Friday, March 13, 2009

The Beaver

Well, of course I didn't have my camera with me--I never do when it comes to the beaver. And still, it would make little difference. All you would see is this dark shadow in the silver water of twilight--looking very much like a cocker spaniel paddling his way home. Above is an image by Michael Quinton.

I had taken one last turn around the island. The sun had set and the glow was in the sky--more silver than pink--and I was on Alice's Deck listening to the bird song. We had a flight of redwing blackbirds cackling their way toward bedtime in the reeds, with a song bird I didn't recognize doing the counter melody.

I saw a group of ducks swimming toward the sea wall (golden eye, I think--all black and white and very striking in the low light--like they were dressed for a formal evening out). I thought I'd stroll along with them and walk the length of the wall.

As I rounded the seawall at the point deck, there was Mr. Beaver. He was certainly not afraid, he didn't even alter course as he swam along the sea wall coming from the opposite direction. "Not my tasty trees," I thought. So I reversed my walk and began lecturing my furry friend on the evils of dining on island trees.
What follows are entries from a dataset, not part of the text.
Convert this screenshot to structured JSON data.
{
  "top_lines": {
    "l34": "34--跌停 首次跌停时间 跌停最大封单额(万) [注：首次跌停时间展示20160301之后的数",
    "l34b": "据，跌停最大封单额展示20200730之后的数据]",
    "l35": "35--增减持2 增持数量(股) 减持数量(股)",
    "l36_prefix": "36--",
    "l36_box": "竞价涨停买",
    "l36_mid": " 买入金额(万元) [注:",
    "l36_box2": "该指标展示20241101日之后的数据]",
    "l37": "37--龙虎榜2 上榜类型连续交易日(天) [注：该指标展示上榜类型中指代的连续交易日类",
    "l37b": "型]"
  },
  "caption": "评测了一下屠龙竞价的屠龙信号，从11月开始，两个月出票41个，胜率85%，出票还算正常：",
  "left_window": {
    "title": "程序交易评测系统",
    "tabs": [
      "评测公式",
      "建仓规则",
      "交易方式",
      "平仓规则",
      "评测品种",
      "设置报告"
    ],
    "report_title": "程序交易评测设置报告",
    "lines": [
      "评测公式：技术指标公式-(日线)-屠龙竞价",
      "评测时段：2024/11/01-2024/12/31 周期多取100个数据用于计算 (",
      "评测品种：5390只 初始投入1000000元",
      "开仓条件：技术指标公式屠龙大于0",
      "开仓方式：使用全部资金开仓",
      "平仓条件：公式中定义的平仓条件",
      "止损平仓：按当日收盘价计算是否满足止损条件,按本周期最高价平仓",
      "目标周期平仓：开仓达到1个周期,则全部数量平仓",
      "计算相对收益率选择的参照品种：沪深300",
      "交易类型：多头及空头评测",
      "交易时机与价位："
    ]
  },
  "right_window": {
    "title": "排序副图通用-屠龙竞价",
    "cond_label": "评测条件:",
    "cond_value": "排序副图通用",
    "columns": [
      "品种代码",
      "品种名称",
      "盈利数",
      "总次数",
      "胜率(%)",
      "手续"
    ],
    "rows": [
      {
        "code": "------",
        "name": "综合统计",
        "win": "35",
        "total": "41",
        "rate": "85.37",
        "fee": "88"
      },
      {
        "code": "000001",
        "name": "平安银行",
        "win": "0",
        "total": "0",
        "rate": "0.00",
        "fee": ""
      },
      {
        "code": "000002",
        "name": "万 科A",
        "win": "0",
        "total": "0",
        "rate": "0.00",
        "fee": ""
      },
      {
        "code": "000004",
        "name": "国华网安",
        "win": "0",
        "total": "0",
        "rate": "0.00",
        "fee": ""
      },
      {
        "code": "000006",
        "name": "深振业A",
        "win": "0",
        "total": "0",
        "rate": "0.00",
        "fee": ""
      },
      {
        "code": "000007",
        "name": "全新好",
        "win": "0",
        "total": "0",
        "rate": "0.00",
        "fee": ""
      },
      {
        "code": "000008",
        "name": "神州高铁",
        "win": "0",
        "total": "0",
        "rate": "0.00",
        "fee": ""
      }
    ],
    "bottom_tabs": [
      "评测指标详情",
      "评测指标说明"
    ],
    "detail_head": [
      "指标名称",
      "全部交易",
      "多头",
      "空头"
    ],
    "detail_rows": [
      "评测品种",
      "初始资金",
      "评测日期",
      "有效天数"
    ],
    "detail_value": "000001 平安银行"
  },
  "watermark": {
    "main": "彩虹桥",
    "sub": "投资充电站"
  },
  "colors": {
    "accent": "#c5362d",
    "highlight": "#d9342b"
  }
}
The beaver didn't seem to be taking me all that seriously--but it did a very odd thing. It departed from its parallel course to the wall and went away from shore where he described a ten foot diameter swim circle which he then repeated. At the end of the loop he slapped his tail hard upon the water, driving himself underwater in the reaction, then surfaced and swam along next to the wall as he had been. After twenty more feet the circling and slapping ritual was repeated, then he broke off at the boat ramp and headed down the channels off the west side of the island. I remembered the "abandoned" beaver den I'd kayaked by the last summer, and noted that "abandoned" may not have been a good choice of words.

I'm wondering if "Mr. Beaver" might have been "Mrs. Beaver" and a baby may have been involved--one that kept itself underwater. Maybe the water slapping was mamma's attempt to keep the little one following close by.

And so another day ends on the island. Finally the March that went in like a lion is starting to act more like the lamb in the rhyme. Crisp cold air as still as can be, with the water like glass. The glistening ripples from the beaver adding a nice finishing touch as the night steals in.

THE NEXT MORNING.............
This is the perfect winter morning--clear as crystal and a snap in the air that is bracing but not a bother, as there is no wind to put an edge to it.

I was taking a walk around the place, appreciating the quiet of a winter morning on the lake, when I decided to head down the front walk which leads to the footing for the front pier when the pier is in place for the summer. Right now it simply leads to the water's edge.

There, at the foot of the sidewalk steps, neatly arrayed in a tidy pile, was... my juniper! Not all of it, just a tasteful (or tasty) arrangement that a florist would approve of. I couldn't and can't believe it. My friend returned after dark, despite my urging him to the contrary. I'd like to think that what he did--in his mind--was leave a tribute to a worthy adversary. However, I feel this is probably a bit more like having your car keyed after a dust-up in a parking lot.

So.. score one for the beaver. If he comes back I guess I'll need to find a way to net the bushes over. I never thought he'd get a taste for juniper.

Monday, March 9, 2009

The Big Blow of '09

I imagine that's what they'll call it some day. Sustained winds of 70 mph for a couple of hours two days ago. When these things occur, I always stand in awe of this little cottage--built nearly a hundred years ago--and still standing up to mother nature with nary a creaking board or groan. Of course, now that I've bragged on her, I need to knock on some serious wood.

When it blows that hard, you walk around here with a wary eye on the trees. They've been here longer than the house, but I still make sure I'm a greater distance down wind than the trees are tall!

The lake put on quite a show. I've seen the lake with white caps plenty of times--that usually means 25 mph or so. I've seen some pretty big waves generated by the north wind--coming over the sea wall when at 35mph or so.

But the day of the blow I saw the lake in full dance mode. Not many waves from my vantage point as the wind was from the SW and the island is in the shore lee. However, off to the north, patches of water--say 10 feet by 10 feet--would rise vertically into the air to explode in a white cloud in a hundred different directions. This happened maybe five or six times while I was out there--and then I decided the basement might make a good place to visit.

Above is a picture of the sky during the big wind. Imagine watching the clouds moving left to right in a flurry of motion.